Change8

v5.6.0

📦 sentence-transformersView on GitHub →
2 features🐛 10 fixes1 deprecations🔧 11 symbols

Summary

This minor release focuses on correctness and robustness, fixing silent scoring bugs related to chat-template truncation and improving stability for hard-negative mining and GIST losses.
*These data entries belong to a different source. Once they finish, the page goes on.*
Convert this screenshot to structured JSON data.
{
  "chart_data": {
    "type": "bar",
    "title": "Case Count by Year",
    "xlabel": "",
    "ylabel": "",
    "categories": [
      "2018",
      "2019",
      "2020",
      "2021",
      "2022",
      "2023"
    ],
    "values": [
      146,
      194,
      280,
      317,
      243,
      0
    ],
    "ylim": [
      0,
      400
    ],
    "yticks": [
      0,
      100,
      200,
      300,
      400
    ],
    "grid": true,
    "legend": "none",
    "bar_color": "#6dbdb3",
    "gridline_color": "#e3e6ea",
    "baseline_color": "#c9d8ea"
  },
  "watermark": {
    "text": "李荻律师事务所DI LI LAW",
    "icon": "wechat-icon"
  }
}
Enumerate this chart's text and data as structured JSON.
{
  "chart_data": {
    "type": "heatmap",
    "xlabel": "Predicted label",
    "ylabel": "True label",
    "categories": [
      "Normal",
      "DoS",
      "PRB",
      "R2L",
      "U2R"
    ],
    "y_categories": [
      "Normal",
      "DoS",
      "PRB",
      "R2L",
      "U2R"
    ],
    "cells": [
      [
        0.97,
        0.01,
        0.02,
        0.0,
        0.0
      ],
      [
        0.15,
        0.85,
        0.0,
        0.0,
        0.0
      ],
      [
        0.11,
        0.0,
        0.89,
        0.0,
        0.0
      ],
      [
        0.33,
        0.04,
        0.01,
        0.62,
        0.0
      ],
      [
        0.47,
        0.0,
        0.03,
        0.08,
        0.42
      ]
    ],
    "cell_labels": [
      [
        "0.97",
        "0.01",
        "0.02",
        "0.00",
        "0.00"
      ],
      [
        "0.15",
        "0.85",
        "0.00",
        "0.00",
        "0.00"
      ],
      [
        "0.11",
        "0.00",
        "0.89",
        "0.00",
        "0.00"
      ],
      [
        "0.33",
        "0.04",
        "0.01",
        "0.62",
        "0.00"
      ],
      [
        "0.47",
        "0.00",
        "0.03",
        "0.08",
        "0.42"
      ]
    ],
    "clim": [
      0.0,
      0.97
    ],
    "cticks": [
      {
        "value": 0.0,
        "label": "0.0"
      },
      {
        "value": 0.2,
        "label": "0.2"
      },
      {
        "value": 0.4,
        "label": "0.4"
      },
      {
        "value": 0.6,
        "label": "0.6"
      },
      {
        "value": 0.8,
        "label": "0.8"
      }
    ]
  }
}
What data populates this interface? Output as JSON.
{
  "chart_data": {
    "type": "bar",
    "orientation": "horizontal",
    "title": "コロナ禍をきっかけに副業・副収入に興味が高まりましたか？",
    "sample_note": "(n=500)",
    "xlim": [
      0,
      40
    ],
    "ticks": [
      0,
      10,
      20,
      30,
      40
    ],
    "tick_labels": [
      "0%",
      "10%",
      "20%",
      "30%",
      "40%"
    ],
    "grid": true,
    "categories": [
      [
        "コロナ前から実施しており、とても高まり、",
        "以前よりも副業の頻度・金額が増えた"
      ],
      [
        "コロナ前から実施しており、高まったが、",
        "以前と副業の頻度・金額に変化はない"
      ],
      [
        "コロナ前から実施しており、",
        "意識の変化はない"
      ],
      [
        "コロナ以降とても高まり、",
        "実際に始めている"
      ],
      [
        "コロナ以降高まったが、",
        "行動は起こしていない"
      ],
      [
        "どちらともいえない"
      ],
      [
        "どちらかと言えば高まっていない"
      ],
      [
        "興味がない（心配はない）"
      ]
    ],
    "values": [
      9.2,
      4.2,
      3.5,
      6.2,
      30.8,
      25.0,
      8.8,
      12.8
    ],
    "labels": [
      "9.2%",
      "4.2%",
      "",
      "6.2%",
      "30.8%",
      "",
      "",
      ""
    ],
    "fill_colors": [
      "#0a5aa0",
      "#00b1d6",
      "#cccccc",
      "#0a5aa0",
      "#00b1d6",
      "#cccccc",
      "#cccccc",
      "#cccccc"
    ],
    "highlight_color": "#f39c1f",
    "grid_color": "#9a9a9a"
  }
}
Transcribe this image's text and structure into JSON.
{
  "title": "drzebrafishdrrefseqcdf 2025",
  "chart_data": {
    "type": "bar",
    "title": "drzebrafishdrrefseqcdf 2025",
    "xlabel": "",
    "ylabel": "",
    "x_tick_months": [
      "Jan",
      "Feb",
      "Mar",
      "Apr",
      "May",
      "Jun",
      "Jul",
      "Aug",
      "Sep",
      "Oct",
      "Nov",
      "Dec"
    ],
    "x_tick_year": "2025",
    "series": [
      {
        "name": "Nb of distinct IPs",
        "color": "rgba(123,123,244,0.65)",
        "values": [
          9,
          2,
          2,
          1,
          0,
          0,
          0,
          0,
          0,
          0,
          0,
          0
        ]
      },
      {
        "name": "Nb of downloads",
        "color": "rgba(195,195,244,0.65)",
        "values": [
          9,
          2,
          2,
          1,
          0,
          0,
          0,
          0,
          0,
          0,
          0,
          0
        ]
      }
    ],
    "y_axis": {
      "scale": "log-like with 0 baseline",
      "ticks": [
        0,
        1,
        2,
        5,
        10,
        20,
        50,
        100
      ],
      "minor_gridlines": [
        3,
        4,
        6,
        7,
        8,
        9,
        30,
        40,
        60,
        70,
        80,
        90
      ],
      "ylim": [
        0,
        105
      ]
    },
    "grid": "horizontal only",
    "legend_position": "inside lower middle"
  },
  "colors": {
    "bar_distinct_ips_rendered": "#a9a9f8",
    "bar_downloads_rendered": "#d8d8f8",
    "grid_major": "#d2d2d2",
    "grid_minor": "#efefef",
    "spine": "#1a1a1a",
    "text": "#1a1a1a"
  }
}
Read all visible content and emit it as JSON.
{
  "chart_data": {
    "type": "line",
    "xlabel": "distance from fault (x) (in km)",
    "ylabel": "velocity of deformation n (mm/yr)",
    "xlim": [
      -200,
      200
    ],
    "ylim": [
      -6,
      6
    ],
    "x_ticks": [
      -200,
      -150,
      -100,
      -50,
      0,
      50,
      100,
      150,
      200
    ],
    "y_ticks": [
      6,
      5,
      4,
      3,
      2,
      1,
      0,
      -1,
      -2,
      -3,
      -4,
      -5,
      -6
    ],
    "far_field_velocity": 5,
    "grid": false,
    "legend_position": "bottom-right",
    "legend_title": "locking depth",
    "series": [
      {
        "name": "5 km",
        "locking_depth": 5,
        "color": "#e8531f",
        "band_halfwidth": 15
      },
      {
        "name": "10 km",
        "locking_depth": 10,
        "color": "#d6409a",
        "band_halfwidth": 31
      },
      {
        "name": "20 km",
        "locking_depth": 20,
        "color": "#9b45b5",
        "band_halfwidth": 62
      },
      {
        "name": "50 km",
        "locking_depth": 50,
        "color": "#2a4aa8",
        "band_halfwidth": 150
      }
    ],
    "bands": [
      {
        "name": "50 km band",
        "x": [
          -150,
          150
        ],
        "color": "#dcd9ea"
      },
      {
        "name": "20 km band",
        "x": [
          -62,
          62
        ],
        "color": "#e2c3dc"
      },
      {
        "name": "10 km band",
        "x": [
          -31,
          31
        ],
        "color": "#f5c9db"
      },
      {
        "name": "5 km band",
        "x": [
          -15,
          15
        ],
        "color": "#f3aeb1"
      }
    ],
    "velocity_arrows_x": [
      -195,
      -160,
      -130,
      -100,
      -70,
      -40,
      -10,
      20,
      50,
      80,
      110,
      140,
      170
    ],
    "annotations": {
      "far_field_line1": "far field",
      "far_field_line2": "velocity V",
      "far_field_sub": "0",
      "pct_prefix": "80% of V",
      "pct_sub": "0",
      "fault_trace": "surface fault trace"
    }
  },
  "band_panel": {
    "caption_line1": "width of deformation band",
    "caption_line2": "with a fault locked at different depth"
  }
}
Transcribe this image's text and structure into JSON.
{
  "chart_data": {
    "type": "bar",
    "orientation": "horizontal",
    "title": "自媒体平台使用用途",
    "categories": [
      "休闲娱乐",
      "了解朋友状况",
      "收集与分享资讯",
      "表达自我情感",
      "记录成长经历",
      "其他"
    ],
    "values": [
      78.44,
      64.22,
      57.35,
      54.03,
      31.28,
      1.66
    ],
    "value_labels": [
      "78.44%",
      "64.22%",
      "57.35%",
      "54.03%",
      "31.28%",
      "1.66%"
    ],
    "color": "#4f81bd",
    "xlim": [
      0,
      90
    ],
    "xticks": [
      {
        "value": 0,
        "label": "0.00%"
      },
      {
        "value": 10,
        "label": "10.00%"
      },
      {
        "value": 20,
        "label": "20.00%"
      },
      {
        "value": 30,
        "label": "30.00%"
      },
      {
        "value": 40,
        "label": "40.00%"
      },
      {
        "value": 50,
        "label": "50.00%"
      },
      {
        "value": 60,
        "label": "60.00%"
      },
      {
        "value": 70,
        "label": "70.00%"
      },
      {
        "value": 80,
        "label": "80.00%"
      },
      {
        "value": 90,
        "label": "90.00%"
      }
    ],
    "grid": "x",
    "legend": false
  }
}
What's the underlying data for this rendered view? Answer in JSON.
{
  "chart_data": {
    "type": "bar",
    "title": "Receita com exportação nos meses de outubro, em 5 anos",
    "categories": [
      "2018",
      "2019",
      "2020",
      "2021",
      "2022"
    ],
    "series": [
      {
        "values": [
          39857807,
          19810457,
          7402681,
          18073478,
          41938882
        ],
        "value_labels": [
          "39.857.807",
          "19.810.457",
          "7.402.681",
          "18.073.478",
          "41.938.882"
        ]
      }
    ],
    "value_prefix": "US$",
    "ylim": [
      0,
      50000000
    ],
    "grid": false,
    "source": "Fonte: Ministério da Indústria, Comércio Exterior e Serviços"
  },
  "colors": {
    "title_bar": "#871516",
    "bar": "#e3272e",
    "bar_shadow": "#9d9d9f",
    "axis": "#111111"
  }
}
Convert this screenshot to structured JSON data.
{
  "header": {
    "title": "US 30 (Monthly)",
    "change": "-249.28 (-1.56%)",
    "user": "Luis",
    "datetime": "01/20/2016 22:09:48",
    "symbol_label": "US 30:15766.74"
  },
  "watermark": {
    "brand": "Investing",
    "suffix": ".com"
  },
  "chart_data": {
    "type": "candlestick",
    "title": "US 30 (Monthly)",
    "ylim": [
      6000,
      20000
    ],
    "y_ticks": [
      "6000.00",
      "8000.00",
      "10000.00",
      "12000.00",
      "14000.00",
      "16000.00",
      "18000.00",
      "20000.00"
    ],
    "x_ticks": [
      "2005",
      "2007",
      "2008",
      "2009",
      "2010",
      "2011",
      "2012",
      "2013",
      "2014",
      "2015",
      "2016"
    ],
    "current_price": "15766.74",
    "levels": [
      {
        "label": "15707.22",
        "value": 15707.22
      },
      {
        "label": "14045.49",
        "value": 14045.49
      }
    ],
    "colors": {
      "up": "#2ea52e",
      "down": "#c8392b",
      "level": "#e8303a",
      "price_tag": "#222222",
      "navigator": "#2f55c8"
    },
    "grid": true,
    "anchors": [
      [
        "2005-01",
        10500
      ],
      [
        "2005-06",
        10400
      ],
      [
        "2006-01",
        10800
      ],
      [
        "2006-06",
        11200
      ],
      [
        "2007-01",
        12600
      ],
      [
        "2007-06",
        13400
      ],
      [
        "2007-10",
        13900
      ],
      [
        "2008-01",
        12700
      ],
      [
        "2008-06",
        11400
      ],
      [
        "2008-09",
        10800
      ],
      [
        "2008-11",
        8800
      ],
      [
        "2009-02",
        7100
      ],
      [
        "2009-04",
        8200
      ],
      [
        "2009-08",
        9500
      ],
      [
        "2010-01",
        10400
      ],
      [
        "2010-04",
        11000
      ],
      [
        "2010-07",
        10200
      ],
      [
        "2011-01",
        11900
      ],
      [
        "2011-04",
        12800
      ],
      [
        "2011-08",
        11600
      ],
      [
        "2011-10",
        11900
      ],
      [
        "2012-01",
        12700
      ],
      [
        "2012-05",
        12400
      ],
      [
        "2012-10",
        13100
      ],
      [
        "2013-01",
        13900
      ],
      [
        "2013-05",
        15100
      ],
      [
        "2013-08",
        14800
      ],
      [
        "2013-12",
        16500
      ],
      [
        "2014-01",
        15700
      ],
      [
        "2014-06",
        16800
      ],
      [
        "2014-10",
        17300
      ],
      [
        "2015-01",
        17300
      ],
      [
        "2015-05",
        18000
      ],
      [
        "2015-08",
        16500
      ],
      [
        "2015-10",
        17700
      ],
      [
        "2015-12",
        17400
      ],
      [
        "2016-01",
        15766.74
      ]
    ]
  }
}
It also introduces MPS support and restores TSDAE functionality on recent `transformers` versions.

Migration Steps

  1. If you rely on loading local custom code via directory paths, ensure you add `trust_remote_code=True` to your loading call to avoid warnings and future errors.
  2. If you were manually opting out of chat-template suffix restoration by passing `processing_kwargs={\"chat_template\": {\"restore_suffix\": False}}`, note that this setting is now required to opt out of the fix.
  3. If using GIST losses with distributed training and margins, verify loss stability, though the fix should resolve previous `+inf` loss issues.

✨ New Features

  • Added Apple Silicon (MPS) support for cached losses (`CachedMultipleNegativesRankingLoss` and `CachedGISTEmbedLoss`).
  • Restored weight tying functionality for TSDAE (`DenoisingAutoEncoderLoss`) when using `transformers` v5+ by implementing a custom tying routine.

🐛 Bug Fixes

  • Fixed a silent scoring bug in causal-LM rerankers and last-token-pooling embedders when input truncation dropped the chat template's trailing suffix; the suffix is now restored after truncation.
  • Corrected the sign-independent relative margin calculation in `mine_hard_negatives` and `GISTEmbedLoss` when positive pair similarities are negative.
  • Fixed distributed positive masking in GIST losses when `gather_across_devices=True` and `margin > 0`, preventing `+inf` loss on GPUs beyond the first rank.
  • Implemented memory-bounded hard-negative mining when `use_faiss=False` by batching over the query axis, preventing OOM errors on large corpora.
  • Fixed learning-to-rank loss logits being cast to float32, preventing dtype mismatches when models use bf16/fp16.
  • Prevented overriding explicit `device_map` placement during model loading when the `device` argument is also provided; a warning is issued if both are present.
  • Fixed an issue where single-key multimodal input dictionaries (e.g., `{"image": img}`) were incorrectly rejected by single-modality models; they are now treated as bare modality inputs.
  • Improved error messages for unsupported multimodal inputs, providing clearer guidance on how to proceed (e.g., encoding modalities separately).
  • Guarded distributed APIs in `get_device_name` to prevent crashes on PyTorch builds where `torch.distributed` is present but unavailable (e.g., some ROCm/CPU-only builds).
  • Fixed OpenVINO static quantization export when using optimum-intel 2.0 / OpenVINO 2026 due to stricter Hub validation of calibration dataset IDs.

Affected Symbols

⚡ Deprecations

  • Loading local custom code (e.g., via a local directory path) without explicitly setting `trust_remote_code=True` now issues a `FutureWarning`. From v6.0, this will require `trust_remote_code=True` to load custom code, aligning behavior with Hugging Face Transformers.